Now, a team of geologists from the University of Hong Kong (HKU) has made an exciting discovery: early continents may have formed from deep Earth activity called mantle plumes—not from the movement and collision of tectonic plates, as once thought.
More than 2.5 billion years ago, during a time known as the Archean Eon, the Earth looked very different.
Back then, the processes shaping the planet’s surface were not the same as the plate tectonics we see today.
The HKU research team, led by Dr. Dingyi Zhao and Dr. Xiangsong Wang in collaboration with international scientists, found strong evidence that massive upwellings of hot rock from deep inside the Earth—called mantle plumes—were key to forming early continental crust.

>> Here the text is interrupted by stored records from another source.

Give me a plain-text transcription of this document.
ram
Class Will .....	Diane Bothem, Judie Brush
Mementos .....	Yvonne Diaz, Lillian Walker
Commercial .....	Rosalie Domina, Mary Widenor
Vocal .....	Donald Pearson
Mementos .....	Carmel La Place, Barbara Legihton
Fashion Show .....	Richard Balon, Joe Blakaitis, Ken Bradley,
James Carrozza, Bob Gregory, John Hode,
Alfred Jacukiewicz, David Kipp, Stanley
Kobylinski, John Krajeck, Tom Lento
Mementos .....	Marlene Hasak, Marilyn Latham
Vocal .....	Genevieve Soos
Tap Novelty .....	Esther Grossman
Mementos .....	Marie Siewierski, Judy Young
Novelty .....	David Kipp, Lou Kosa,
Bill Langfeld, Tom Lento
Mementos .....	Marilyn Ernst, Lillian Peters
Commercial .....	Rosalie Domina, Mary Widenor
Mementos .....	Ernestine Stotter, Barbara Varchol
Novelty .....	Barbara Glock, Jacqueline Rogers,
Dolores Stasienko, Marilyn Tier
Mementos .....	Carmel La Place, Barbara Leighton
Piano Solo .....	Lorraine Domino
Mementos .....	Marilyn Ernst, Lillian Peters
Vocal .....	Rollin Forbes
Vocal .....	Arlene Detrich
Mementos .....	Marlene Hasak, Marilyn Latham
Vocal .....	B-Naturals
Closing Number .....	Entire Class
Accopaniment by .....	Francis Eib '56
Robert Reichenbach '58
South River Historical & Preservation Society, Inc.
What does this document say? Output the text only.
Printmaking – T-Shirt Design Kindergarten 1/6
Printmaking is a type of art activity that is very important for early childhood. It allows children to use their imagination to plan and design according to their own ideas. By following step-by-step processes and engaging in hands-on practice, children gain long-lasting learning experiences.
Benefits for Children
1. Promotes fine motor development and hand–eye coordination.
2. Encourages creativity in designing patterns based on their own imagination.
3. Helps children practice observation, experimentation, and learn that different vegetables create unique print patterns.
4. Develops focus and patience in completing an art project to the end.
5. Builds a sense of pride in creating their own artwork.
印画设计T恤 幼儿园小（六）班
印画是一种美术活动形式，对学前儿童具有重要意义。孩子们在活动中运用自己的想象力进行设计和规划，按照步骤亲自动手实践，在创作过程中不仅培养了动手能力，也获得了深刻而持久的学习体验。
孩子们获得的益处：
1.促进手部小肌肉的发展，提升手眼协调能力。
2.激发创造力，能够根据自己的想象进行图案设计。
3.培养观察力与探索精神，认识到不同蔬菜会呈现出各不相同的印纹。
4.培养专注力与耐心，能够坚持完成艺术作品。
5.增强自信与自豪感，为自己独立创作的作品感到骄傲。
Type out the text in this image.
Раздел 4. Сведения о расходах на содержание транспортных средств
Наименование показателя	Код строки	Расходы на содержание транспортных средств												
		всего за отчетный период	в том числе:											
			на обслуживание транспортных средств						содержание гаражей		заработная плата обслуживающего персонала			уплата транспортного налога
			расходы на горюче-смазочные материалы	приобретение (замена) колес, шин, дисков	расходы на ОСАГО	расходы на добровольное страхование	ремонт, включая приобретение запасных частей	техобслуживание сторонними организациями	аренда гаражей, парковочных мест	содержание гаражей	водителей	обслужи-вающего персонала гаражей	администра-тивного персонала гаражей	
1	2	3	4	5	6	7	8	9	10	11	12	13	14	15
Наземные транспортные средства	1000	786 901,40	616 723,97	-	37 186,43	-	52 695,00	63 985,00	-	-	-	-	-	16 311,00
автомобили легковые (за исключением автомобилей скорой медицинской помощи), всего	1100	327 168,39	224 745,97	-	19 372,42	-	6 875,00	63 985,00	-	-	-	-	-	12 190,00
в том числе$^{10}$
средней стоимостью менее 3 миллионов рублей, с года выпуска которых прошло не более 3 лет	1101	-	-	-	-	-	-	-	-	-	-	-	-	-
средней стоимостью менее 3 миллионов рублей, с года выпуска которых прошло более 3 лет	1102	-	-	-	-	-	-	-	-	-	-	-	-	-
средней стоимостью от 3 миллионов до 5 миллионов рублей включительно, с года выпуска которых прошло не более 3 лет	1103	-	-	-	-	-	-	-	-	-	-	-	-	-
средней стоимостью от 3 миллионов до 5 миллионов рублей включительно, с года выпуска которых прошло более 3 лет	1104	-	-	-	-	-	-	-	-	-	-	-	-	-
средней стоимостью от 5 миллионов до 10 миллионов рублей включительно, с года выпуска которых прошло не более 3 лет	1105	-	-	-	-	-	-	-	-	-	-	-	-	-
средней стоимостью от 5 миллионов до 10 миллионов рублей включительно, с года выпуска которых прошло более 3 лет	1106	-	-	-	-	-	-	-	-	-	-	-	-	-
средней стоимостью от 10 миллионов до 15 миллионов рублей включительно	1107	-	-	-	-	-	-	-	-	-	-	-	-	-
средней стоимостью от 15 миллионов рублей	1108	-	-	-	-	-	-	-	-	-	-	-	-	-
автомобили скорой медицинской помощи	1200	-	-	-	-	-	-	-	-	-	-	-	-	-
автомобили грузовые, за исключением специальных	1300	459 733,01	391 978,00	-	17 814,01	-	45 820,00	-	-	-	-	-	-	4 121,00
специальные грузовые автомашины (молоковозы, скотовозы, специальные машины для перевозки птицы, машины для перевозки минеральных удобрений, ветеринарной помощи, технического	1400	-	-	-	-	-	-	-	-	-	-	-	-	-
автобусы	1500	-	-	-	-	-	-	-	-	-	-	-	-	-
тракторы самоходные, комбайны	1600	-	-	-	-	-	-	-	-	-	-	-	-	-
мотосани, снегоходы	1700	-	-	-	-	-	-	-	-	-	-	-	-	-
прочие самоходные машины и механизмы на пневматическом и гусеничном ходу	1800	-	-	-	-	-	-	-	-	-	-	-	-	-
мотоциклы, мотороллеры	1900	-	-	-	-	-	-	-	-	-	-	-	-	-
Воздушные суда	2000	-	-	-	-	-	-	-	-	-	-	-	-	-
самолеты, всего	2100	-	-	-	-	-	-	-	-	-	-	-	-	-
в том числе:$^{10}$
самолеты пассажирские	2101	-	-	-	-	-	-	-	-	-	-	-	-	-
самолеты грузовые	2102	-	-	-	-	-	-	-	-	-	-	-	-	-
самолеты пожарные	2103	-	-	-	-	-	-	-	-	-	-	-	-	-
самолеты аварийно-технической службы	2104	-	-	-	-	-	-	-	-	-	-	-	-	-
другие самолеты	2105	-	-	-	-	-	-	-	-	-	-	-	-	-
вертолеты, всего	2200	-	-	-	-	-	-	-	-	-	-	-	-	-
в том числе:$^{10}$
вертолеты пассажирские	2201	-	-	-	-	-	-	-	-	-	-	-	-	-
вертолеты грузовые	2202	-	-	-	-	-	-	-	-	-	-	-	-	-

The Earth is special because it has continents made of granitoid rocks that support life. But how those continents first formed has been a mystery.
Some scientists believed they formed through plate tectonics, where slabs of the Earth’s crust slide and collide. Others suspected different, deeper processes were at work. This new study supports the second idea.
The researchers studied ancient rocks called TTGs (short for tonalite–trondhjemite–granodiorite) found in northern China.
These rocks are some of the oldest pieces of continental crust, dating back 2.5 billion years. By analyzing tiny crystals called zircons inside these rocks, the scientists could learn about the conditions when the rocks were formed.
They found that the zircons had low water content and oxygen patterns that didn’t match rocks formed in plate collision zones.
Instead, the chemical clues pointed to high temperatures and dry conditions, typical of rocks formed above mantle plumes. These hot plumes would rise from deep within the Earth, causing volcanic rocks to build up on the ocean floor. Later, the intense heat from another plume would partially melt the lower layers of these rocks, creating lighter TTG rocks that eventually became the foundations of continents.
The researchers also discovered signs of a process called sagduction, where surface rocks slowly sink under their own weight into the hotter layers below—another sign of plume activity rather than plate tectonics.
This two-step model—first building up volcanic rocks from a mantle plume, then melting them to create TTGs—offers a fresh explanation for how continents began to form.
The study also shows how using new methods, like measuring water and oxygen in zircon crystals, can help scientists uncover the ancient secrets of our planet. These findings bring us one step closer to understanding how Earth became the home of continents—and of life.